La guerre de toutes les horreurs. Celle aux portes de l’Europe.  

Le 24 février, elle a réveillé les humains endormis.  La guerre entre la Russie et l’Ukraine, entre Poutine et Zelensky, entre le trois-pièces-cravate impeccable et le t-shirt ordinaire.  La guerre dont les images insoutenables ont réussi à éclipser, en un temps record, d’autres images de guerres sanglantes, en Afrique, au Moyen-Orient ou ailleurs. Conflits meurtriers désormais déclassées ou éclipsées qui n’intéressent plus personne.  

Images d’une guerre d’un autre âge. Corps jetés çà et là comme de vulgaires objets.  Femmes, hommes et enfants terrés dans les sous-sols d’immeubles bombardés. Villes éventrées. Villes dont les noms sont entrés dans nos mémoires, même si nous habitons au bout du monde.  

Dans cette guerre, donc, aux images aussi surréalistes les unes que les autres, deux moments, comme des flashes, m’ont étonnée, absolument.  

Des étudiants noirs n’ont pas de place dans un train quittant l’Ukraine. D’autres cherchent un point de chute dans l’Europe devenue si généreuse à l’égard des Ukrainiens en détresse.  

Puis, le 3 juin, le Président de l’Union Africaine rencontre Vladimir Poutine à Sotchi, chez lui, au bord de la mer Noire. Il souhaite que l’Occident assouplisse les sanctions contre Poutine. Il vient négocier afin que les Africains évitent la famine. L’Afrique a-t-elle besoin de blé russe ou ukrainien pour se nourrir ? Qui l’eût cru ? Où sont donc passées les céréales cultivées en Afrique ? A-t-on oublié le sorgho et toute autre variété de millet ou de maïs mais aussi ces tubercules comme le manioc aux mille recettes ?  Et les prix flambent partout dans le monde. Il faut se nourrir, se soigner, se loger…   

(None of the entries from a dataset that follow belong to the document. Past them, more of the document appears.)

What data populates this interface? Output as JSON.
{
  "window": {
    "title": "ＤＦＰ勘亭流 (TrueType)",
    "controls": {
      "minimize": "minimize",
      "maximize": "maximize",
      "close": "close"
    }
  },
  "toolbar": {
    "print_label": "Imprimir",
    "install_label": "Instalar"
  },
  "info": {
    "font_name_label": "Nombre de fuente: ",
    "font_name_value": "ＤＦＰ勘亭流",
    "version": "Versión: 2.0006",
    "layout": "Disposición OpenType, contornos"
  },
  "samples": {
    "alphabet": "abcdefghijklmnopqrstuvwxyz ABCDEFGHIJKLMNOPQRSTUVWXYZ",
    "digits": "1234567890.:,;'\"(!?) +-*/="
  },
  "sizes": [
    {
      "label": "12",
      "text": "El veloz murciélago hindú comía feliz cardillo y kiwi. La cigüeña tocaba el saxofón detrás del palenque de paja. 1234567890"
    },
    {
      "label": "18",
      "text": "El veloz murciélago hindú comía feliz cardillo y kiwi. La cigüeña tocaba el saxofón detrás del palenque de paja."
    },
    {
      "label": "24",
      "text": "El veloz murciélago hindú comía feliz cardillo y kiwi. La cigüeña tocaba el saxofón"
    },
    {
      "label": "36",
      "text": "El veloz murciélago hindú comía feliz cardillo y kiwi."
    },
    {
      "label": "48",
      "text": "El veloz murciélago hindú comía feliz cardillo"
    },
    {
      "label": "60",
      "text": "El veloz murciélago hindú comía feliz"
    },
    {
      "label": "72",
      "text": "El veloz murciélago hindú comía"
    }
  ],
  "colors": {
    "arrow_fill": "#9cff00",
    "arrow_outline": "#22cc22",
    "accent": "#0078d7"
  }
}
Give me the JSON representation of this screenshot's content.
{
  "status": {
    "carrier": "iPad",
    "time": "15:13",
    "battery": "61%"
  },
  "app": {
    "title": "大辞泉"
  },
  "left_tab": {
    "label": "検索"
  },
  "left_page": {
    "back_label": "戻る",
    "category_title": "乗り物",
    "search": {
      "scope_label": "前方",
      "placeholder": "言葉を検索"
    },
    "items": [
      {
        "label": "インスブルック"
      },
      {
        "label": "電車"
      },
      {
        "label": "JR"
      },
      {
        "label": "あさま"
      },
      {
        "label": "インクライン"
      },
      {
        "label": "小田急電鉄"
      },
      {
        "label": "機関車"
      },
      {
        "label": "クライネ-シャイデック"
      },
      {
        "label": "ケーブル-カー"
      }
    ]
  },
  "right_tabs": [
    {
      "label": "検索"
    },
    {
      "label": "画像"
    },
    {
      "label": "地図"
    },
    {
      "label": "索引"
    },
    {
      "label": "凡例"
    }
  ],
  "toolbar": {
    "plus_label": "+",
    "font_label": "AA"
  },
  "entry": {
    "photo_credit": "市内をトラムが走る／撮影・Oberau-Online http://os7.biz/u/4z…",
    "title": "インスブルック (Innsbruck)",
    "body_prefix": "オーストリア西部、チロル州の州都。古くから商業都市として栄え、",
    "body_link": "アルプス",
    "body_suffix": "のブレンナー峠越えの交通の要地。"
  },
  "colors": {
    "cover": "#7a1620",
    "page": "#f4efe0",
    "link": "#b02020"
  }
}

Vue d’Afrique, la désertification avance.  Vu du monde, le réchauffement climatique est à l’œuvre. Les Conférences au sommet se succèdent. Une COP 15 contre la désertification, à la mi-mai à Abidjan. Réunion qui semble avoir accouché d’une souris. Les forêts africaines sont ravagées de plus belle. Qui achète le bois ? Et quels sont ces prédateurs qui continuent d’exploiter les mines ? Une COP 27 contre le réchauffement climatique en novembre, en Egypte. Les pays pollueurs seraient-ils prêts à réduire leurs émissions de gaz à effet de serre ? Une autre COP 15 pour la biodiversité en décembre à Montréal. 

L’année 2022 se termine et les questions se succèdent au chevet du monde incertain. Et le Qatar, comme si la coupe n’était pas déjà bien pleine, organise en grandes pompes la Coupe du monde de toutes les folies, dans des stades climatisés sortis du désert en un clin d’œil…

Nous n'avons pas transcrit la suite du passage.